La grande question à poser est la suivante : pourquoi ces technologies ne sont-elles pas adoptées? En Europe — par exemple, en Allemagne, en France et en Italie —, tout le monde a l’équipement que vous avez mentionné dans votre exposé : la thermopompe, le toit solaire, les planchers chauffants et les fenêtres. Tout est là, mais alors, pourquoi n’avons-nous pas la même chose chez nous?
Je crois qu’il y a des raisons politiques et des raisons techniques. Je laisserai de côté les raisons politiques. Parlons des raisons techniques. La principale, c’est que les produits et les matériaux ne sont pas disponibles au magasin du coin. Costco n’en vend pas, pas plus que Home Depot. Les appareils tels que les thermopompes sont tous importés. Ils viennent d’Allemagne, pas de Chine, mais je suppose qu’ils viendront bientôt de la Chine.

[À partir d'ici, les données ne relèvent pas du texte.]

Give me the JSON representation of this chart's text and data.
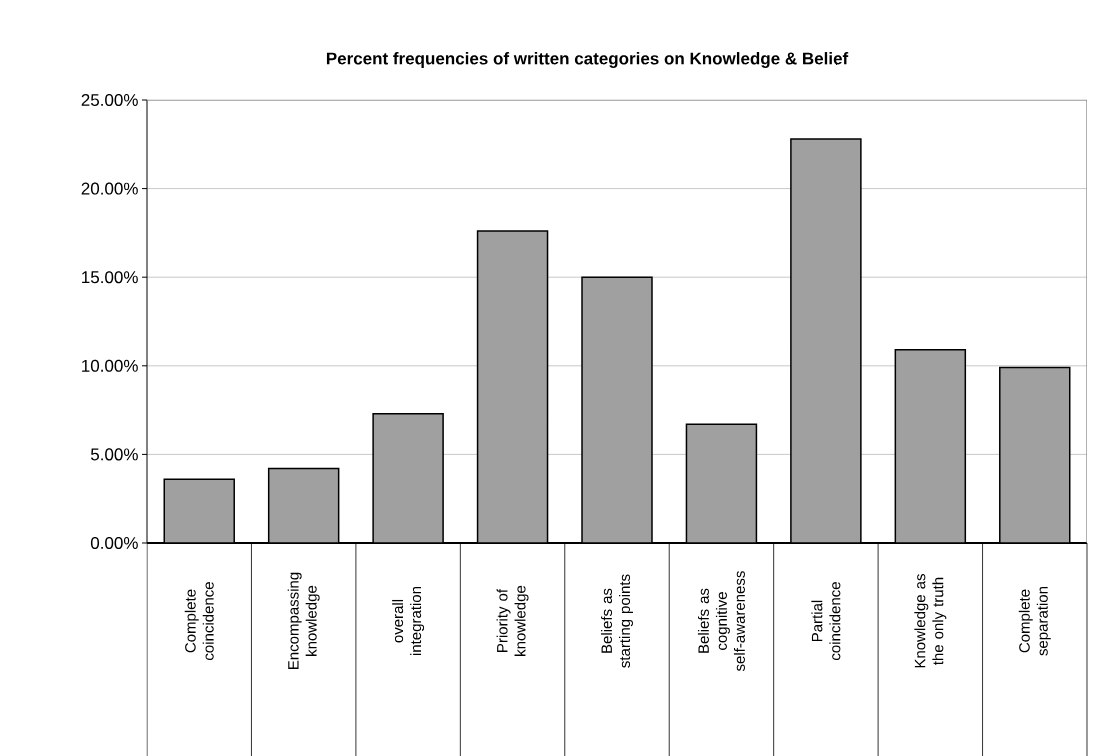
{
  "chart_data": {
    "type": "bar",
    "title": "Percent frequencies of written categories on Knowledge & Belief",
    "categories": [
      "Complete coincidence",
      "Encompassing knowledge",
      "overall integration",
      "Priority of knowledge",
      "Beliefs as starting points",
      "Beliefs as cognitive self-awareness",
      "Partial coincidence",
      "Knowledge as the only truth",
      "Complete separation"
    ],
    "values": [
      3.6,
      4.2,
      7.3,
      17.6,
      15.0,
      6.7,
      22.8,
      10.9,
      9.9
    ],
    "color": "#a0a0a0",
    "ylim": [
      0,
      25
    ],
    "yticks": [
      {
        "value": 0,
        "label": "0.00%"
      },
      {
        "value": 5,
        "label": "5.00%"
      },
      {
        "value": 10,
        "label": "10.00%"
      },
      {
        "value": 15,
        "label": "15.00%"
      },
      {
        "value": 20,
        "label": "20.00%"
      },
      {
        "value": 25,
        "label": "25.00%"
      }
    ],
    "grid": "y"
  }
}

Il y a aussi la main-d’œuvre spécialisée. Il faudrait pouvoir appeler quelqu’un qui sait ce qu’il fait, surtout pour l’électricité et le chauffage.
Dernier point, il y a le manque de normes dans les codes du bâtiment qui régissent l’économie et influencent tout le monde.
Vous avez connu de nombreux problèmes pour aménager votre maison comme vous l’avez fait. J’essaie de faire la même chose chez moi. Je vis dans le centre de Québec, mais je ne trouve quand même pas facile de me procurer certaines choses. Du côté technique — je m’abstiendrai de parler des considérations politiques —, comment pouvons-nous surmonter ces obstacles?
M. Eggertson : Si je peux parler au nom de l’International Ground Source Heat Pump Association, je dirai que nous sommes le premier organisme du Canada qui ait organisé une formation approuvée donnée par des tiers à l’intention des installateurs. Cette formation a été élaborée par l’association mère des États-Unis. Nous l’offrons au Canada parce que nous nous rendons compte du fait que plusieurs provinces vont probablement offrir des incitatifs pour encourager les Canadiens à améliorer leurs bâtiments. Nous espérons qu’on y trouvera des thermopompes NetZeroPlus, mais nous craignons fort que l’industrie ne soit pas encore prête à répondre à une très forte demande.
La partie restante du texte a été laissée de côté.